Vi meu irmão se transformar: ele acordava cedo pra trabalhar numa oficina mecânica, voltava pra casa exausto e ainda ajudava minha mãe com as contas e os remédios do vô. Eu tentava ajudar como podia — fazia bicos entregando marmita e vendendo picolé na praça — mas sentia que nunca era suficiente.

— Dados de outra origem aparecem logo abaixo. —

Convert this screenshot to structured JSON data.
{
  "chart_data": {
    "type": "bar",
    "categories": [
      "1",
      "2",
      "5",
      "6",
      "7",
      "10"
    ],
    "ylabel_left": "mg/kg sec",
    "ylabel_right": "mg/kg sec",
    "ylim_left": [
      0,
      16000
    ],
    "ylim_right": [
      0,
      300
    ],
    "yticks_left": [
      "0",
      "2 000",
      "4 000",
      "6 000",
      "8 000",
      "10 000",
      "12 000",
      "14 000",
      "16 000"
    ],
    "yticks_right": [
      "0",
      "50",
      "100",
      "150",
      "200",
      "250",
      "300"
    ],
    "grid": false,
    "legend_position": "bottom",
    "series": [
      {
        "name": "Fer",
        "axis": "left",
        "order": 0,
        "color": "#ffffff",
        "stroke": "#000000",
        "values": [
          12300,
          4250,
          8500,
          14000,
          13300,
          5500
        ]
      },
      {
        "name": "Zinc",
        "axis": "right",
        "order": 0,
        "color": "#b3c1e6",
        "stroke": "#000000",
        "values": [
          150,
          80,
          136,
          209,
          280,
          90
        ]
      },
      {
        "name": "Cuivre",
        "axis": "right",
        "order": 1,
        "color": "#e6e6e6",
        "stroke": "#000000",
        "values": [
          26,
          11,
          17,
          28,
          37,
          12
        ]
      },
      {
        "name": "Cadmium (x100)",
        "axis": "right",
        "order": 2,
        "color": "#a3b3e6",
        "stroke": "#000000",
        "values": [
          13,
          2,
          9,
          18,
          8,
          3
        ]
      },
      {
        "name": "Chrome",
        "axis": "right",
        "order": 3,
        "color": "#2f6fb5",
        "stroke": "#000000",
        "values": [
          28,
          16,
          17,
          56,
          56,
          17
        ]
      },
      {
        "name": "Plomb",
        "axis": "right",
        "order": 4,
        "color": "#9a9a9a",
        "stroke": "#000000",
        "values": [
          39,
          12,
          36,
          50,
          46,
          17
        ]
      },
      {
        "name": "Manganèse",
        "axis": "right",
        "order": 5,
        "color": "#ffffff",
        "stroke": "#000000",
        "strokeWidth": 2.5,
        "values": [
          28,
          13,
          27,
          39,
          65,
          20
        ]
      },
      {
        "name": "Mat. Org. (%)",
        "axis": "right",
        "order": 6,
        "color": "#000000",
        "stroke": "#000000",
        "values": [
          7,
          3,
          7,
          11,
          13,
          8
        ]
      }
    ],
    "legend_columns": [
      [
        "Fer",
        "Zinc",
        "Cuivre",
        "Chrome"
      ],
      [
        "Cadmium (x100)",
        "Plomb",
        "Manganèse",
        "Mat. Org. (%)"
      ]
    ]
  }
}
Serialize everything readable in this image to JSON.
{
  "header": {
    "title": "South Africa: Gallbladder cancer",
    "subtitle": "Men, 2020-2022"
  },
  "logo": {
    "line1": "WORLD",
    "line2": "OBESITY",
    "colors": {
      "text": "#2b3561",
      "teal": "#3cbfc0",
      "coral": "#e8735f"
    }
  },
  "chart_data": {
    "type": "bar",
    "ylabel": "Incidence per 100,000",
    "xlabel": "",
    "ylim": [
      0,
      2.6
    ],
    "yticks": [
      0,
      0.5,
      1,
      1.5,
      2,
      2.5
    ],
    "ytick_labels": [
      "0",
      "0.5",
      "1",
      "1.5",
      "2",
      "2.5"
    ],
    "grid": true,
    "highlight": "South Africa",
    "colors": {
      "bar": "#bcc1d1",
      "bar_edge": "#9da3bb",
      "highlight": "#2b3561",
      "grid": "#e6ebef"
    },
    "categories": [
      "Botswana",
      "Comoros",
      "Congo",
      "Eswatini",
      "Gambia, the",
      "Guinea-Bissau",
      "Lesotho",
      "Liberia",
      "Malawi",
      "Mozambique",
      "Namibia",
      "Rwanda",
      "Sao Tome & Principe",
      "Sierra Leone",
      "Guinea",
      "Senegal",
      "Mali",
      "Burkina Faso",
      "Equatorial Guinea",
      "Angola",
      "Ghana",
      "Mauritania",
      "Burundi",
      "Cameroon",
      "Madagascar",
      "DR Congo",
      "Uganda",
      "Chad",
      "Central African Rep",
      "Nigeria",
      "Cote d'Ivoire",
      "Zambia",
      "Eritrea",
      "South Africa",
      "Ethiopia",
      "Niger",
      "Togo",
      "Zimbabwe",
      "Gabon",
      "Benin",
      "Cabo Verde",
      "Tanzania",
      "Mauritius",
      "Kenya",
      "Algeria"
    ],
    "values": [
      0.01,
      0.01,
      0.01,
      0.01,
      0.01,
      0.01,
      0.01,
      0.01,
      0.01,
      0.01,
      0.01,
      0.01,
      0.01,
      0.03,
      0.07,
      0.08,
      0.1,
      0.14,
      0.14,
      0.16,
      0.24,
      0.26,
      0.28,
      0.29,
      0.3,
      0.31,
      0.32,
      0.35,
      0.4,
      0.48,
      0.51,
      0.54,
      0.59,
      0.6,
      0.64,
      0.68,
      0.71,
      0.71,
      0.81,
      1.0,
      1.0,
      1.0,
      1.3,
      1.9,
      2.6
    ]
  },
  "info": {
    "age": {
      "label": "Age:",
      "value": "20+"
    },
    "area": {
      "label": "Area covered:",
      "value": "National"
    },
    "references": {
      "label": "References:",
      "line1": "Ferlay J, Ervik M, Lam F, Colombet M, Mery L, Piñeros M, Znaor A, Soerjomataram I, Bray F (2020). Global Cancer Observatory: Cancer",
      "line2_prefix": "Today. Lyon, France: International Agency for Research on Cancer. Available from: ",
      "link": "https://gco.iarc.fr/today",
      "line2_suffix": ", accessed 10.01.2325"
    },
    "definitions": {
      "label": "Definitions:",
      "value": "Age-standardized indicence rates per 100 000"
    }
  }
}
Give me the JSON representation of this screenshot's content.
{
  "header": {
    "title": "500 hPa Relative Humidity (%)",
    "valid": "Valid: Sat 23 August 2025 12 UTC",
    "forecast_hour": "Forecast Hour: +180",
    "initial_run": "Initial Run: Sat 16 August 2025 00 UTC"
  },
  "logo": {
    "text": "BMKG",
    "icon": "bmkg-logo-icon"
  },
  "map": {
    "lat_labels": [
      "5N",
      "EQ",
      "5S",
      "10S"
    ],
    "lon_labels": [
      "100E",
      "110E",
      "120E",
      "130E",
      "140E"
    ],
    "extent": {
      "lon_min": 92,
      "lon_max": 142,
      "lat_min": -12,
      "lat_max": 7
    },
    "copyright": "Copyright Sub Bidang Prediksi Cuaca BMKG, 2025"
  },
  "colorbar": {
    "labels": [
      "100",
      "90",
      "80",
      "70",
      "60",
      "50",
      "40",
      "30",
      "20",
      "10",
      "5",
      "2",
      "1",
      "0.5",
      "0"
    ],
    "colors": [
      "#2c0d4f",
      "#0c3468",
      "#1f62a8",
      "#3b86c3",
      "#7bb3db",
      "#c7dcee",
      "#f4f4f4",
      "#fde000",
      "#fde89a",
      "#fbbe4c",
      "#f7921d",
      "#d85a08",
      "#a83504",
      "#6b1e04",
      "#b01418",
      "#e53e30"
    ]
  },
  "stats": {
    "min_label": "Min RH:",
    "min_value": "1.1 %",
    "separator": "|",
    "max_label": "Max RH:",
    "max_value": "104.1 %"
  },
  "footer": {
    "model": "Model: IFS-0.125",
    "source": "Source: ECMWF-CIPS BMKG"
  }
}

Uma noite, ouvi minha mãe chorando na cozinha:
— Não sei mais o que fazer… A gente não tem dinheiro nem pra comprar gás semana que vem.
Lucas abraçou ela:
— Vai dar certo, mãe. Eu vou arrumar outro serviço se precisar.
Eu entrei na cozinha e falei:
— Eu posso largar a escola e trabalhar também.
Minha mãe olhou pra mim assustada:
— De jeito nenhum! Você vai terminar os estudos! Não quero que você tenha a mesma vida difícil que eu tive!
Lucas colocou a mão no meu ombro:
— A gente vai dar um jeito juntos, Rafa.

Foi aí que percebi: não importava quem era o melhor filho ou quem tinha mais problemas. No fim das contas, éramos só nós três contra o mundo — e isso bastava.

Os anos passaram. Meu avô faleceu e minha avó ficou mais amarga ainda — mas agora eu já não ligava tanto para as críticas dela. Lucas conseguiu voltar pra faculdade à noite e eu terminei o ensino médio trabalhando durante o dia. Nossa vida nunca foi fácil, mas aprendi a valorizar cada conquista pequena: um almoço em família no domingo, um sorriso da minha mãe quando conseguíamos pagar todas as contas do mês.

Hoje olho pra trás e vejo como fui injusto com meu irmão — e comigo mesmo. Sempre quis ser ele porque achava que ele tinha tudo; mas ninguém tem tudo nessa vida. Cada um carrega suas dores escondidas.

Às vezes me pergunto: quantas famílias vivem essa mesma história no Brasil? Quantos irmãos se invejam sem saber das batalhas silenciosas um do outro? Será que algum dia vamos aprender a olhar além das aparências?